Il secondo filmato si riferisce ad un trattamento in acqua della coppia madre-bambina, dove lo scopo principale è quello di favorire e approfondire l’attaccamento e migliorare il legame fra di loro. Contemporaneamente la mamma ha l’opportunità di vedere da “dentro” l’attività della sua bambina, permettendosi di esprimere le sue ansie e i suoi timori, sentendosi nello stesso tempo appoggiata e affiancata. Prendendosi cura della relazione fra la mamma e la figlia si lavora anche sulla relazione fra la bambina (Martina) la terapista e l’ambiente.

In genere le prime attività sono proposte dalla terapista, signora Caviezel e sono finalizzate alla percezione del corpo in acqua e a facilitare gli aspetti legati al benessere fisico e favorire l’acquaticità, favorendo un maggiore contatto con l’acqua che Martina dimostra di gradire.

A questo punto la mamma comincia a diventare più attiva portando in giro la figlia per la vasca con diverse modalità, stabilendo prima un importante contatto visivo e successivamente un contatto tonico di grande valore relazionale.

Nella sequenza in cui la piccola sta seduta sulle gambe della terapista e gioca frontalmente con la madre si nota come l’intenzionalità gestuale aumenti, insieme all’aggancio dello sguardo ed ai vocalizzi che più frequentemente accompagnano questi momenti. In questo caso la terapista ha l’importante ruolo di mediatore e di facilitatore.

Sono evidenti i progressi di Martina sia sul piano motorio e posturale, confermati anche dalla fisioterapista, sia per la relazione e la comunicazione.

“Sulla terraferma” inizia ad avere reazioni di sostegno e schemi del passo efficaci; mentre in vasca ha uno sguardo diretto, attenzione per le azioni della mamma e della terapista, risate, vocalizzi, orientamento dello sguardo fra la mamma e la terapista, abbracci e baci con la mamma, anticipazione del gesto.

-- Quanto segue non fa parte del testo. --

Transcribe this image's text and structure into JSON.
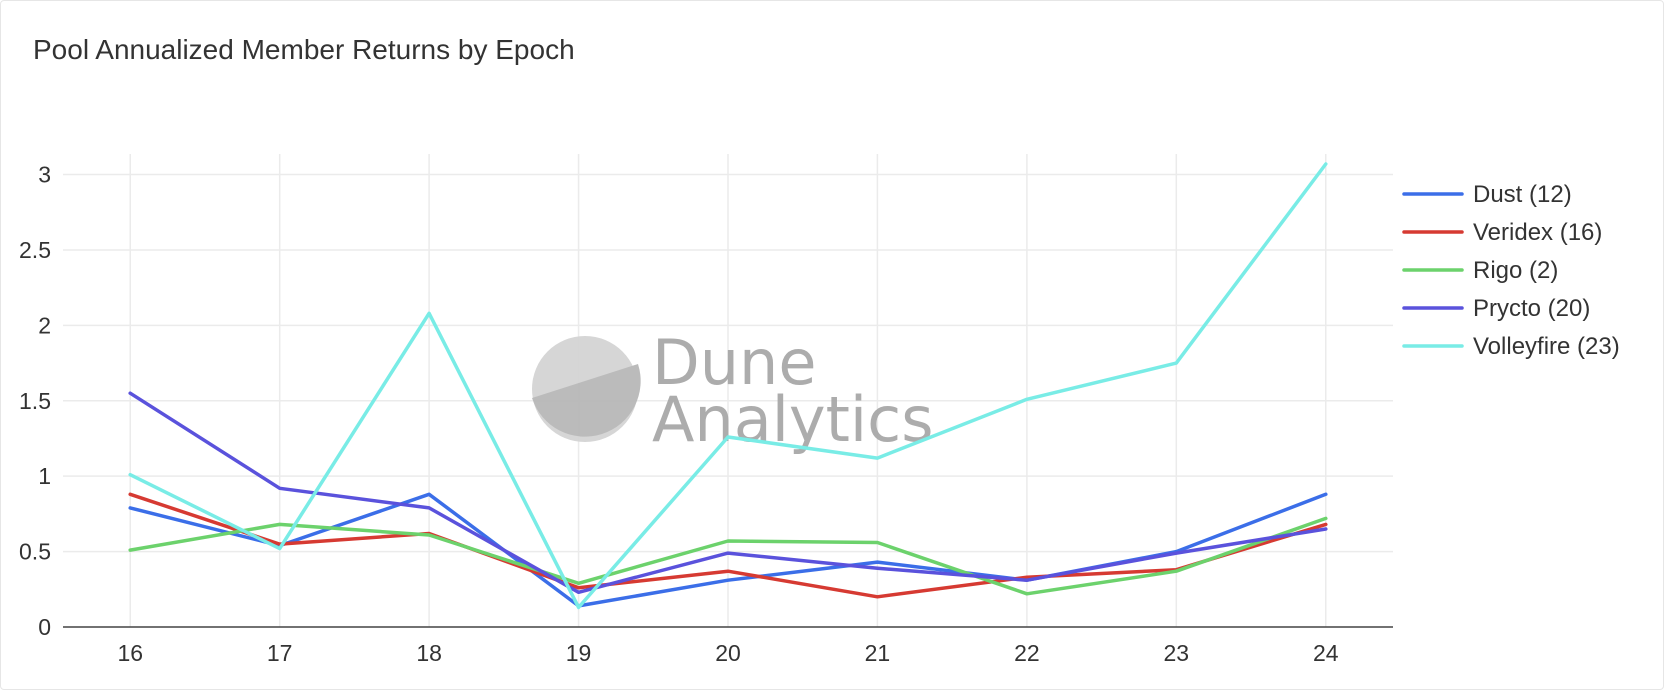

Per quanto riguarda la sua acquaticità possiamo dire che la sua confidenza ha raggiunto un livello soddisfacente.

Il terzo filmato si riferisce all’esperienza terapeutica acquatica di Nicoletta, che ormai adolescente è passata attraverso numerosi interventi riabilitativi di vario tipo. Questa non è la sua prima esperienza in vasca, ma è invece un nuovo approccio all’acqua; infatti con la terapista signora Palen ha iniziato da qualche mese un trattamento con il metodo Watsu, seppur adattato alla sua condizione.

Questo tipo di body work acquatico permette di attuare un programma riabilitativo altrimenti improponibile, e dove la relazione corporea mediata dall’acqua è un ottima occasione per creare una situazione altamente empatica.

Nicoletta sta attraversando un periodo della sua vita in cui l’esperienza cognitiva e di comunicazione sono soddisfacenti, mentre l’obiettività fisica e motoria sono più precarie. Inoltre alcune esperienze socio-pedagogiche significative cambieranno a breve.

Osservando il filmato ci si rende conto che la terapista inizia con attività frontali e contenitive, che sono più rassicuranti e che Nicoletta impara ad accettare anche come gioco fino a quando la terapista riesce ad inserire esercizi di allungamento e di rotazione riuscendo anche ad ottenere posture simmetriche. Per rendere Nicoletta più curiosa nei confronti dell’acqua (acquaticità) e della terapista, quest’ultima si immerge completamente senza mai abbandonare la presa.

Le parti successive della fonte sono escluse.